A lot of this research and development is now being carried out at TARDEC (Tank Automotive Research, Development and Engineering Center) in Warren, Michigan, and one of their latest creations is getting ready to join the human forces in September 2019.
We’re talking about the ‘Leader-Follower’ technology. The tech is implemented into regular military trucks to get a bigger brain. The unmanned trucks will be following behind a human driver and they will need to stick to the trail without having to rely on street signs, lane markings or GPS.
RDECOMTARDEC / YouTube
The technology could free up manpower for the front lines and considerably reduce IED-related casualties.
“If you look back at the Iraq war, one of the most dangerous duties was driving, riding in a convoy between Kuwait City and Baghdad.
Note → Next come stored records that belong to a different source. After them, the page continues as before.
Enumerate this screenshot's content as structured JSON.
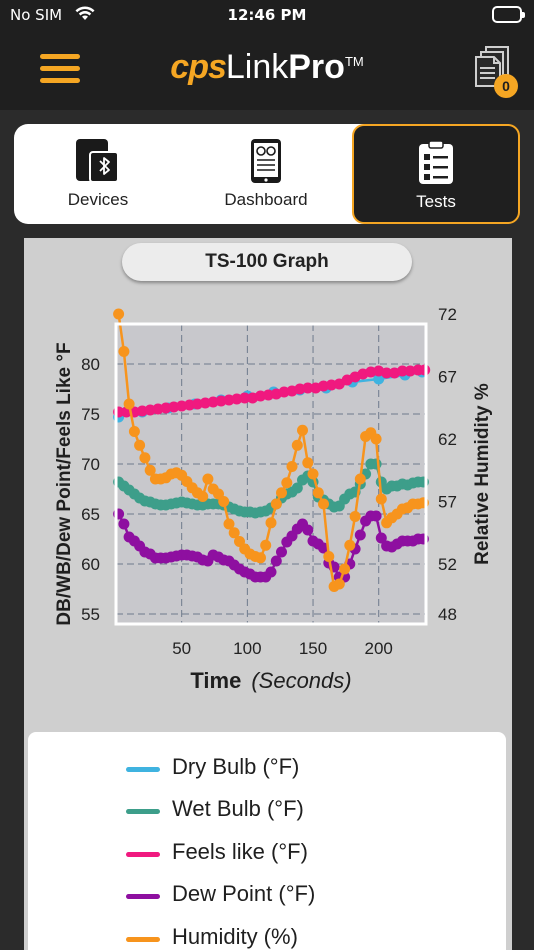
{
  "status": {
    "carrier": "No SIM",
    "time": "12:46 PM",
    "battery_color": "#3cc84a"
  },
  "header": {
    "brand_cps": "cps",
    "brand_link": "Link",
    "brand_pro": "Pro",
    "brand_tm": "TM",
    "menu_icon": "hamburger-icon",
    "docs_icon": "documents-icon",
    "docs_badge": "0",
    "accent": "#f5a623"
  },
  "tabs": [
    {
      "label": "Devices",
      "icon": "tablet-bluetooth-icon",
      "active": false
    },
    {
      "label": "Dashboard",
      "icon": "dashboard-tablet-icon",
      "active": false
    },
    {
      "label": "Tests",
      "icon": "checklist-icon",
      "active": true
    }
  ],
  "graph": {
    "title": "TS-100 Graph"
  },
  "chart_data": {
    "type": "line",
    "xlabel": "Time",
    "xlabel_unit": "(Seconds)",
    "ylabel_left": "DB/WB/Dew Point/Feels Like  °F",
    "ylabel_right": "Relative Humidity %",
    "x_ticks": [
      50,
      100,
      150,
      200
    ],
    "y_left_ticks": [
      55,
      60,
      65,
      70,
      75,
      80
    ],
    "y_right_ticks": [
      48,
      52,
      57,
      62,
      67,
      72
    ],
    "xlim": [
      0,
      236
    ],
    "ylim_left": [
      54,
      84
    ],
    "ylim_right": [
      47.2,
      71.2
    ],
    "grid": true,
    "legend_placement": "bottom",
    "series": [
      {
        "name": "Dry Bulb (°F)",
        "color": "#3fb3e0",
        "axis": "left",
        "x": [
          2,
          20,
          40,
          60,
          80,
          100,
          120,
          140,
          160,
          180,
          200,
          220,
          233
        ],
        "values": [
          74.7,
          75.2,
          75.6,
          76.0,
          76.4,
          76.8,
          77.2,
          77.4,
          77.6,
          78.2,
          78.5,
          78.9,
          79.2
        ]
      },
      {
        "name": "Wet Bulb (°F)",
        "color": "#3d9e8a",
        "axis": "left",
        "x": [
          2,
          6,
          10,
          14,
          18,
          22,
          26,
          30,
          34,
          38,
          42,
          46,
          50,
          54,
          58,
          62,
          66,
          70,
          74,
          78,
          82,
          86,
          90,
          94,
          98,
          102,
          106,
          110,
          114,
          118,
          122,
          126,
          130,
          134,
          138,
          142,
          146,
          150,
          154,
          158,
          162,
          166,
          170,
          174,
          178,
          182,
          186,
          190,
          194,
          198,
          202,
          206,
          210,
          214,
          218,
          222,
          226,
          230,
          234
        ],
        "values": [
          68.2,
          67.8,
          67.4,
          67.0,
          66.6,
          66.3,
          66.2,
          66.0,
          65.9,
          65.9,
          66.0,
          66.1,
          66.2,
          66.1,
          66.0,
          65.9,
          65.9,
          66.0,
          66.0,
          66.0,
          65.9,
          65.7,
          65.5,
          65.3,
          65.2,
          65.2,
          65.1,
          65.2,
          65.3,
          65.6,
          66.0,
          66.6,
          67.0,
          67.2,
          67.6,
          68.4,
          68.8,
          68.2,
          66.7,
          66.4,
          66.0,
          65.7,
          65.8,
          66.5,
          67.0,
          67.2,
          68.0,
          69.0,
          70.0,
          70.0,
          68.2,
          67.5,
          67.8,
          67.8,
          68.0,
          67.9,
          68.1,
          68.2,
          68.2
        ]
      },
      {
        "name": "Feels like (°F)",
        "color": "#f0197f",
        "axis": "left",
        "x": [
          2,
          8,
          14,
          20,
          26,
          32,
          38,
          44,
          50,
          56,
          62,
          68,
          74,
          80,
          86,
          92,
          98,
          104,
          110,
          116,
          122,
          128,
          134,
          140,
          146,
          152,
          158,
          164,
          170,
          176,
          182,
          188,
          194,
          200,
          206,
          212,
          218,
          224,
          230,
          235
        ],
        "values": [
          75.2,
          75.2,
          75.2,
          75.3,
          75.4,
          75.5,
          75.6,
          75.7,
          75.8,
          75.9,
          76.0,
          76.1,
          76.2,
          76.3,
          76.4,
          76.5,
          76.6,
          76.6,
          76.8,
          76.9,
          77.0,
          77.2,
          77.3,
          77.5,
          77.6,
          77.6,
          77.8,
          77.9,
          78.0,
          78.4,
          78.7,
          79.0,
          79.2,
          79.3,
          79.1,
          79.1,
          79.3,
          79.3,
          79.4,
          79.4
        ]
      },
      {
        "name": "Dew Point (°F)",
        "color": "#8e0fa0",
        "axis": "left",
        "x": [
          2,
          6,
          10,
          14,
          18,
          22,
          26,
          30,
          34,
          38,
          42,
          46,
          50,
          54,
          58,
          62,
          66,
          70,
          74,
          78,
          82,
          86,
          90,
          94,
          98,
          102,
          106,
          110,
          114,
          118,
          122,
          126,
          130,
          134,
          138,
          142,
          146,
          150,
          154,
          158,
          162,
          166,
          170,
          174,
          178,
          182,
          186,
          190,
          194,
          198,
          202,
          206,
          210,
          214,
          218,
          222,
          226,
          230,
          234
        ],
        "values": [
          65.0,
          64.0,
          62.7,
          62.3,
          61.8,
          61.2,
          61.0,
          60.6,
          60.6,
          60.6,
          60.7,
          60.8,
          60.9,
          60.9,
          60.8,
          60.7,
          60.4,
          60.3,
          60.9,
          60.7,
          60.4,
          60.3,
          59.9,
          59.5,
          59.2,
          59.0,
          58.7,
          58.7,
          58.7,
          59.2,
          60.3,
          61.2,
          62.2,
          62.8,
          63.5,
          64.0,
          63.4,
          62.3,
          62.0,
          61.6,
          60.1,
          59.7,
          58.7,
          58.7,
          60.0,
          61.5,
          62.9,
          64.3,
          64.8,
          64.8,
          62.6,
          61.8,
          61.7,
          62.0,
          62.3,
          62.3,
          62.3,
          62.5,
          62.5
        ]
      },
      {
        "name": "Humidity (%)",
        "color": "#f7941d",
        "axis": "right",
        "x": [
          2,
          6,
          10,
          14,
          18,
          22,
          26,
          30,
          34,
          38,
          42,
          46,
          50,
          54,
          58,
          62,
          66,
          70,
          74,
          78,
          82,
          86,
          90,
          94,
          98,
          102,
          106,
          110,
          114,
          118,
          122,
          126,
          130,
          134,
          138,
          142,
          146,
          150,
          154,
          158,
          162,
          166,
          170,
          174,
          178,
          182,
          186,
          190,
          194,
          198,
          202,
          206,
          210,
          214,
          218,
          222,
          226,
          230,
          234
        ],
        "values": [
          72.0,
          69.0,
          64.8,
          62.6,
          61.5,
          60.5,
          59.5,
          58.8,
          58.8,
          58.9,
          59.2,
          59.3,
          59.1,
          58.6,
          58.1,
          57.7,
          57.4,
          58.8,
          58.0,
          57.6,
          57.0,
          55.2,
          54.5,
          53.8,
          53.2,
          52.8,
          52.6,
          52.5,
          53.5,
          55.3,
          56.8,
          57.7,
          58.5,
          59.8,
          61.5,
          62.7,
          60.1,
          59.2,
          57.7,
          56.8,
          52.6,
          50.2,
          50.4,
          51.6,
          53.5,
          55.8,
          58.8,
          62.2,
          62.5,
          62.0,
          57.2,
          55.3,
          55.7,
          56.0,
          56.4,
          56.5,
          56.8,
          56.8,
          56.9
        ]
      }
    ]
  },
  "legend": {
    "items": [
      {
        "label": "Dry Bulb (°F)",
        "color": "#3fb3e0"
      },
      {
        "label": "Wet Bulb (°F)",
        "color": "#3d9e8a"
      },
      {
        "label": "Feels like (°F)",
        "color": "#f0197f"
      },
      {
        "label": "Dew Point (°F)",
        "color": "#8e0fa0"
      },
      {
        "label": "Humidity (%)",
        "color": "#f7941d"
      }
    ]
  }
}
We lost many, many soldiers, too many soldiers, to IED (roadside bomb) attacks, other attacks on convoys. I could’ve reduced that vulnerability, that sacrifice, (with) unmanned convoys or convoys that were manned by (only) a couple of soldiers.”
– Mark Esper, Army Secretary
It looks a bit like crab walking, this ‘follow the human’ type of technology, but building a self driving software that can travel across hostile territories and avoid threats (unlike the ones Google or Tesla models face) is a completely new challenge that will, at least at first, still need human supervision.
The trucks will be used mostly to deliver supplies. These types of convoys are the ones that get attacked the most in hostile areas like Afghanistan and Iraq and which end up having the highest number of human casualties, so they have all of TARDEC’s attention.
It’s complicated and there’s a lot of hurdles to jump over but TARDEC seems hopeful that they can make it a reality.